WHITE OAK, Md. — A dozen years ago, the closing of the Naval Surface Warfare Center in White Oak, a suburb of Washington, was met with a mixture of concern and hope. What would happen to the 662-acre military compound? Would the thousands of naval workers whose jobs were being shifted be replaced? Would the sprawling federal property be privately developed, or left fallow?
In the great chess game of managing the government’s properties, the Food and Drug Administration has moved into the gap, with a large-scale consolidation of its previously scattered labs and offices. The $1.15 billion project — which includes 14 new buildings totaling 3.1 million square feet of labs and offices — is also expected to become the anchor of a new biotech hub just outside the Capital Beltway.
The move to White Oak, about six miles from downtown Silver Spring, Md., is part of a continuing effort by the General Services Administration, the agency that owns and leases property for federal offices, to make better use of its vast real estate portfolio. “From our perspective of asset management, it was kind of a no-brainer,” said Anthony E. Costa, the acting G.S.A. buildings commissioner. “The federal government had this large site.
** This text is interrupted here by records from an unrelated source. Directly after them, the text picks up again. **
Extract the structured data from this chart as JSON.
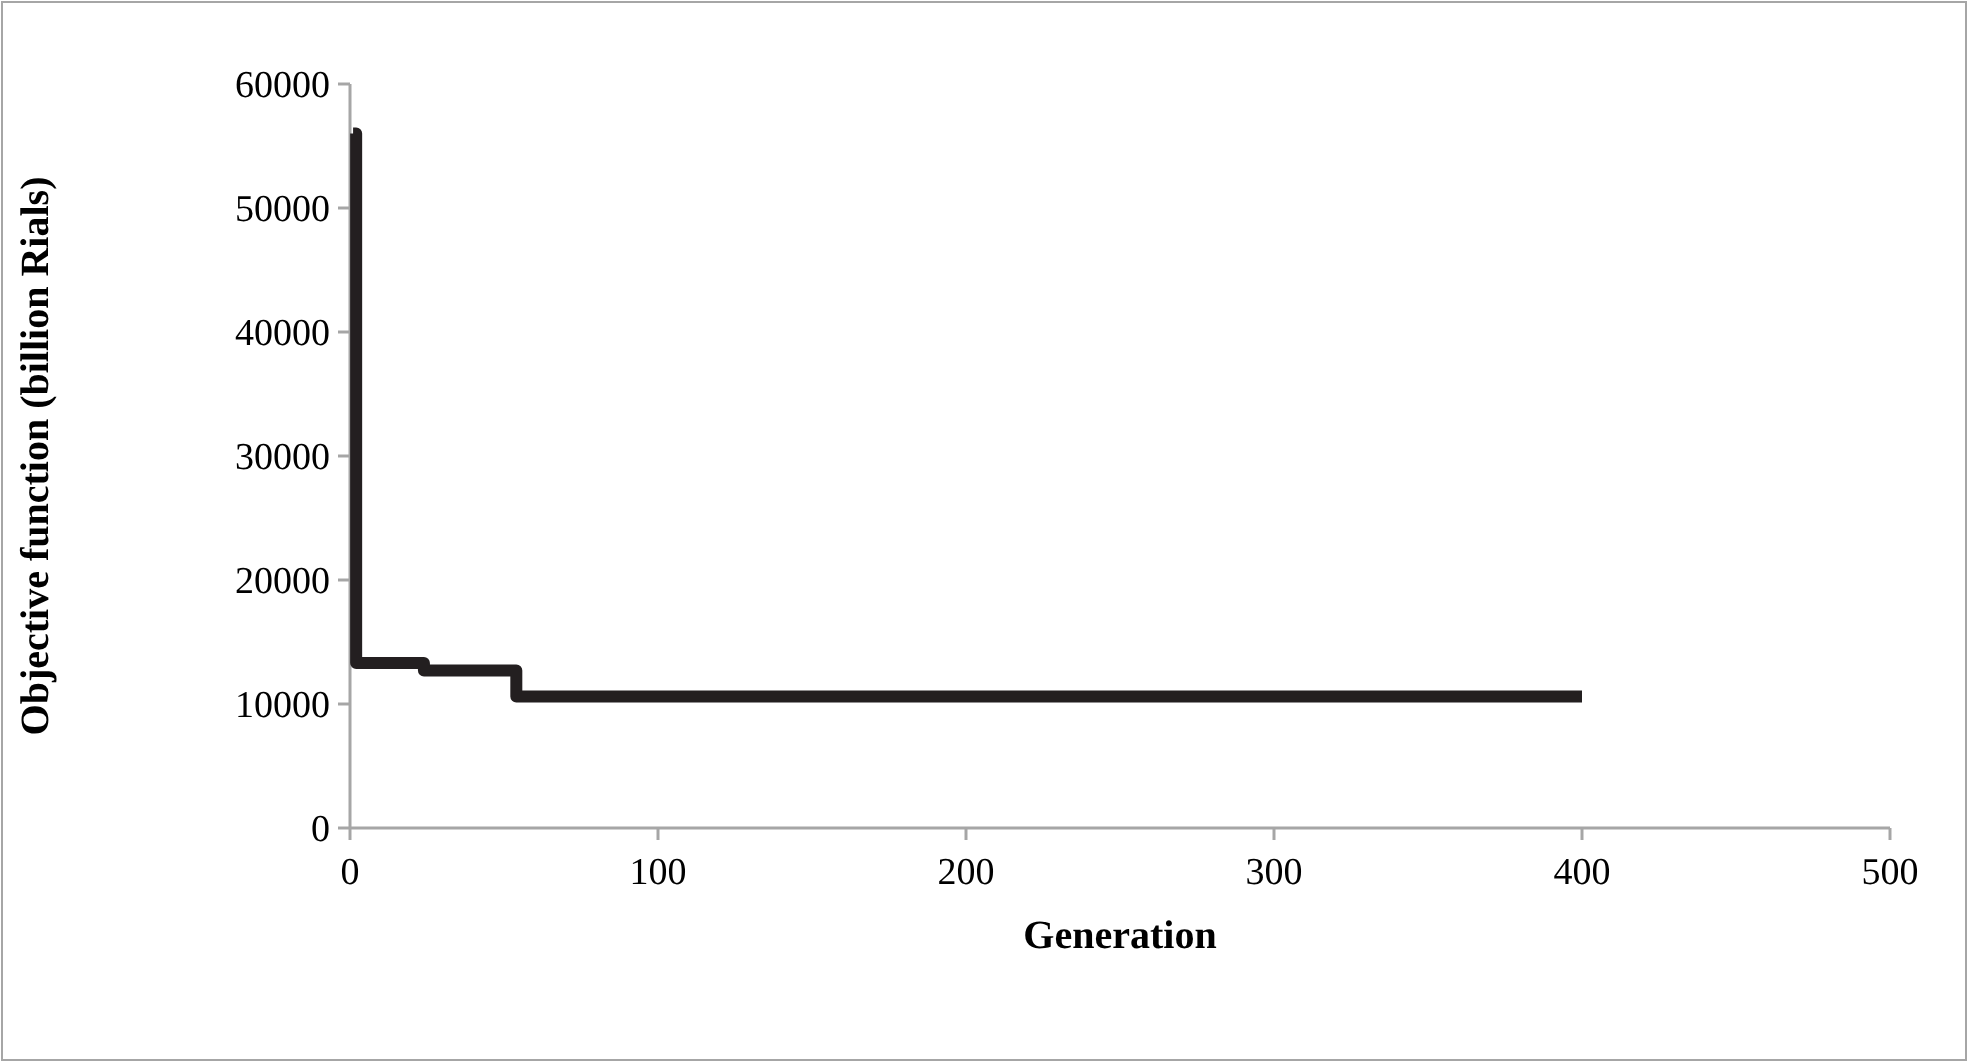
{
  "chart_data": {
    "type": "step",
    "xlabel": "Generation",
    "ylabel": "Objective function (billion Rials)",
    "xlim": [
      0,
      500
    ],
    "xticks": [
      0,
      100,
      200,
      300,
      400,
      500
    ],
    "ylim": [
      0,
      60000
    ],
    "yticks": [
      0,
      10000,
      20000,
      30000,
      40000,
      50000,
      60000
    ],
    "grid": false,
    "marker": "none",
    "line_style": "solid",
    "series": [
      {
        "color": "#231f20",
        "x": [
          1,
          2,
          24,
          54,
          400
        ],
        "values": [
          56000,
          13300,
          12700,
          10600,
          10600
        ]
      }
    ]
  }
}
It made sense.”
Consolidating the F.D.A. and not paying rent to private landlords also made financial sense. For decades, the F.D.A. rented space at 27 separate buildings elsewhere in Montgomery County and operated under 49 different leases.
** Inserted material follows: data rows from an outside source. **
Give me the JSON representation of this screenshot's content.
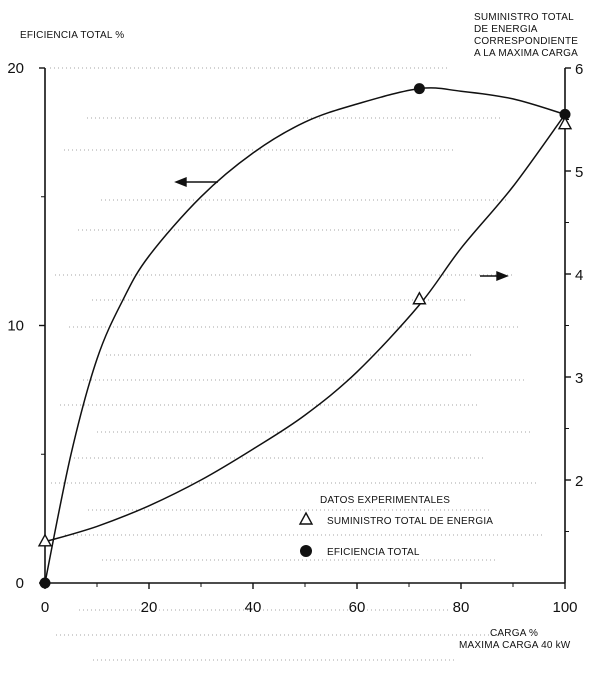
{
  "chart_data": {
    "type": "line",
    "left_axis_title": "EFICIENCIA TOTAL %",
    "right_axis_title": [
      "SUMINISTRO TOTAL",
      "DE ENERGIA",
      "CORRESPONDIENTE",
      "A LA MAXIMA CARGA"
    ],
    "x_axis_title": [
      "CARGA %",
      "MAXIMA CARGA 40 kW"
    ],
    "xlim": [
      0,
      100
    ],
    "ylim_left": [
      0,
      20
    ],
    "ylim_right": [
      1,
      6
    ],
    "x_ticks": [
      "0",
      "20",
      "40",
      "60",
      "80",
      "100"
    ],
    "left_ticks": [
      "0",
      "10",
      "20"
    ],
    "right_ticks": [
      "2",
      "3",
      "4",
      "5",
      "6"
    ],
    "legend_title": "DATOS EXPERIMENTALES",
    "legend": [
      {
        "marker": "triangle",
        "label": "SUMINISTRO TOTAL DE ENERGIA"
      },
      {
        "marker": "circle",
        "label": "EFICIENCIA TOTAL"
      }
    ],
    "series": [
      {
        "axis": "left",
        "marker": "circle",
        "curve": [
          [
            0,
            0
          ],
          [
            5,
            5.0
          ],
          [
            10,
            8.7
          ],
          [
            15,
            11.0
          ],
          [
            20,
            12.7
          ],
          [
            30,
            15.0
          ],
          [
            40,
            16.7
          ],
          [
            50,
            17.9
          ],
          [
            60,
            18.6
          ],
          [
            72,
            19.2
          ],
          [
            80,
            19.1
          ],
          [
            90,
            18.8
          ],
          [
            100,
            18.2
          ]
        ],
        "points": [
          [
            0,
            0
          ],
          [
            72,
            19.2
          ],
          [
            100,
            18.2
          ]
        ]
      },
      {
        "axis": "right",
        "marker": "triangle",
        "curve": [
          [
            0,
            1.4
          ],
          [
            10,
            1.55
          ],
          [
            20,
            1.75
          ],
          [
            30,
            2.0
          ],
          [
            40,
            2.3
          ],
          [
            50,
            2.63
          ],
          [
            60,
            3.05
          ],
          [
            72,
            3.7
          ],
          [
            80,
            4.25
          ],
          [
            90,
            4.85
          ],
          [
            100,
            5.55
          ]
        ],
        "points": [
          [
            0,
            1.4
          ],
          [
            72,
            3.75
          ],
          [
            100,
            5.45
          ]
        ]
      }
    ]
  }
}
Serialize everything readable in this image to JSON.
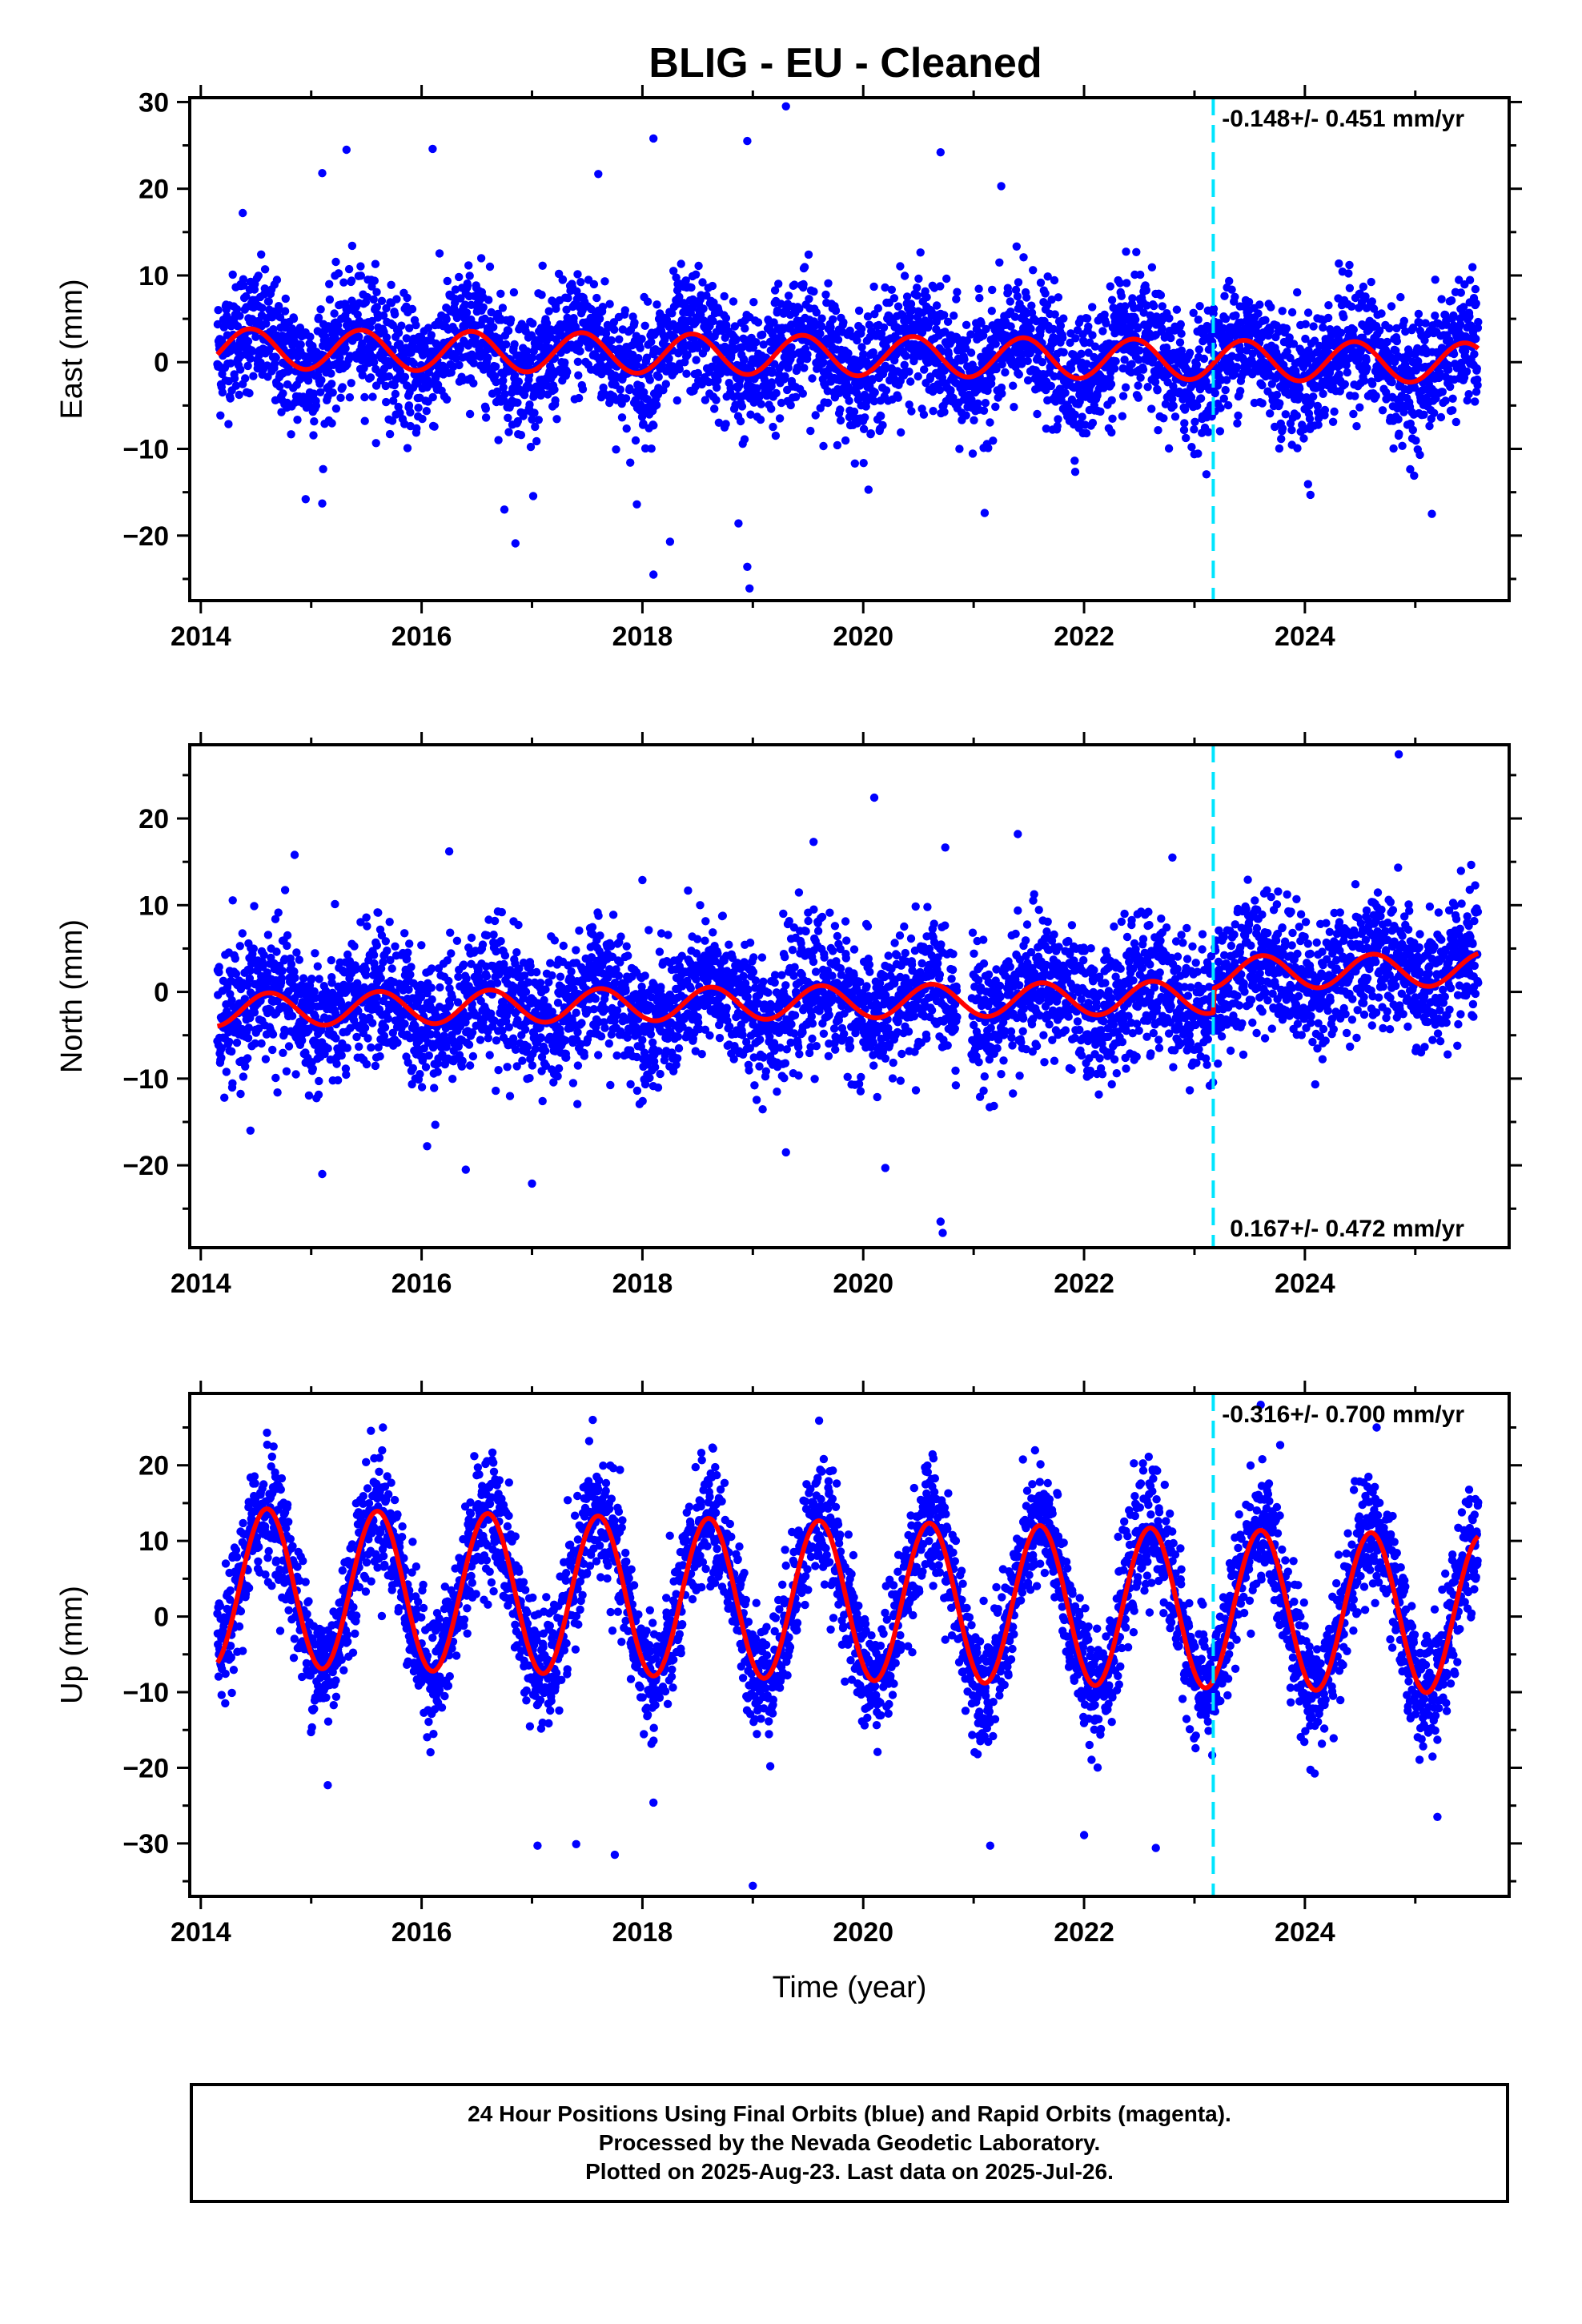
{
  "chart_data": {
    "title": "BLIG  - EU - Cleaned",
    "type": "scatter",
    "xlabel": "Time (year)",
    "xlim": [
      2013.9,
      2025.85
    ],
    "xticks": [
      2014,
      2016,
      2018,
      2020,
      2022,
      2024
    ],
    "offset_epoch": 2023.17,
    "offset_color": "#00e5ff",
    "point_color": "#0000ff",
    "model_color": "#ff0000",
    "data_start": 2014.15,
    "data_end": 2025.57,
    "panels": [
      {
        "component": "east",
        "ylabel": "East (mm)",
        "ylim": [
          -27.5,
          30.5
        ],
        "yticks": [
          30,
          20,
          10,
          0,
          -10,
          -20
        ],
        "rate_text": "-0.148+/- 0.451 mm/yr",
        "rate_position": "top-right",
        "model": {
          "offset": 0.8,
          "trend": -0.148,
          "amplitude": 2.3,
          "phase_peak": 0.45
        },
        "scatter_sd": 3.6,
        "outliers": [
          {
            "x": 2014.38,
            "y": 17.2
          },
          {
            "x": 2015.1,
            "y": 21.8
          },
          {
            "x": 2015.32,
            "y": 24.5
          },
          {
            "x": 2016.1,
            "y": 24.6
          },
          {
            "x": 2017.6,
            "y": 21.7
          },
          {
            "x": 2018.1,
            "y": 25.8
          },
          {
            "x": 2018.95,
            "y": 25.5
          },
          {
            "x": 2019.3,
            "y": 29.5
          },
          {
            "x": 2020.7,
            "y": 24.2
          },
          {
            "x": 2021.25,
            "y": 20.3
          },
          {
            "x": 2014.95,
            "y": -15.8
          },
          {
            "x": 2015.1,
            "y": -16.3
          },
          {
            "x": 2016.75,
            "y": -17.0
          },
          {
            "x": 2016.85,
            "y": -20.9
          },
          {
            "x": 2017.95,
            "y": -16.4
          },
          {
            "x": 2018.1,
            "y": -24.5
          },
          {
            "x": 2018.25,
            "y": -20.7
          },
          {
            "x": 2018.87,
            "y": -18.6
          },
          {
            "x": 2018.95,
            "y": -23.6
          },
          {
            "x": 2018.97,
            "y": -26.1
          },
          {
            "x": 2021.1,
            "y": -17.4
          },
          {
            "x": 2024.05,
            "y": -15.3
          },
          {
            "x": 2025.15,
            "y": -17.5
          }
        ]
      },
      {
        "component": "north",
        "ylabel": "North (mm)",
        "ylim": [
          -29.5,
          28.5
        ],
        "yticks": [
          20,
          10,
          0,
          -10,
          -20
        ],
        "rate_text": "0.167+/- 0.472 mm/yr",
        "rate_position": "bottom-right",
        "model": {
          "offset": -1.2,
          "trend": 0.167,
          "amplitude": 1.9,
          "phase_peak": 0.62,
          "step_at_offset": 2.8
        },
        "scatter_sd": 3.8,
        "outliers": [
          {
            "x": 2014.85,
            "y": 15.8
          },
          {
            "x": 2016.25,
            "y": 16.2
          },
          {
            "x": 2018.0,
            "y": 12.9
          },
          {
            "x": 2019.55,
            "y": 17.3
          },
          {
            "x": 2020.1,
            "y": 22.4
          },
          {
            "x": 2021.4,
            "y": 18.2
          },
          {
            "x": 2022.8,
            "y": 15.5
          },
          {
            "x": 2024.85,
            "y": 27.4
          },
          {
            "x": 2014.45,
            "y": -16.0
          },
          {
            "x": 2015.1,
            "y": -21.0
          },
          {
            "x": 2016.4,
            "y": -20.5
          },
          {
            "x": 2017.0,
            "y": -22.1
          },
          {
            "x": 2019.3,
            "y": -18.5
          },
          {
            "x": 2020.2,
            "y": -20.3
          },
          {
            "x": 2020.7,
            "y": -26.5
          },
          {
            "x": 2020.72,
            "y": -27.8
          },
          {
            "x": 2016.05,
            "y": -17.8
          }
        ]
      },
      {
        "component": "up",
        "ylabel": "Up (mm)",
        "ylim": [
          -37.0,
          29.5
        ],
        "yticks": [
          20,
          10,
          0,
          -10,
          -20,
          -30
        ],
        "rate_text": "-0.316+/- 0.700 mm/yr",
        "rate_position": "top-right",
        "model": {
          "offset": 2.2,
          "trend": -0.316,
          "amplitude": 10.5,
          "phase_peak": 0.6
        },
        "scatter_sd": 4.0,
        "outliers": [
          {
            "x": 2014.6,
            "y": 24.3
          },
          {
            "x": 2015.65,
            "y": 25.0
          },
          {
            "x": 2017.55,
            "y": 26.0
          },
          {
            "x": 2019.6,
            "y": 25.9
          },
          {
            "x": 2023.6,
            "y": 28.0
          },
          {
            "x": 2024.65,
            "y": 25.0
          },
          {
            "x": 2017.05,
            "y": -30.3
          },
          {
            "x": 2017.4,
            "y": -30.1
          },
          {
            "x": 2017.75,
            "y": -31.5
          },
          {
            "x": 2018.1,
            "y": -24.6
          },
          {
            "x": 2019.0,
            "y": -35.6
          },
          {
            "x": 2021.15,
            "y": -30.3
          },
          {
            "x": 2022.0,
            "y": -28.9
          },
          {
            "x": 2022.65,
            "y": -30.6
          },
          {
            "x": 2025.2,
            "y": -26.5
          },
          {
            "x": 2015.15,
            "y": -22.3
          }
        ]
      }
    ]
  },
  "footer": {
    "line1": "24 Hour Positions Using Final Orbits (blue) and Rapid Orbits (magenta).",
    "line2": "Processed by the Nevada Geodetic Laboratory.",
    "line3": "Plotted on 2025-Aug-23. Last data on 2025-Jul-26."
  }
}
“Leasing, especially lab space, gets to be fairly expensive,” Mr. Costa said. “When you rely on the private sector to supply that type of space, you’re in a pretty precarious situation.” A 2004 G.S.A. study concluded that the government would save $10 million annually by moving the F.D.A. from its rented quarters to a new consolidated campus at White Oak.
The site at White Oak, named for the Maryland state tree, was an overgrown and wooded field when the federal government acquired it in 1944 as the new home for the Naval Ordnance Laboratory, which developed and tested ballistics, torpedoes, mines and other explosives. The facility later combined with another naval weapons testing base and was renamed the Naval Surface Weapons Center, and then, in 1987, the Naval Surface Warfare Center, to indicate its broader military mission.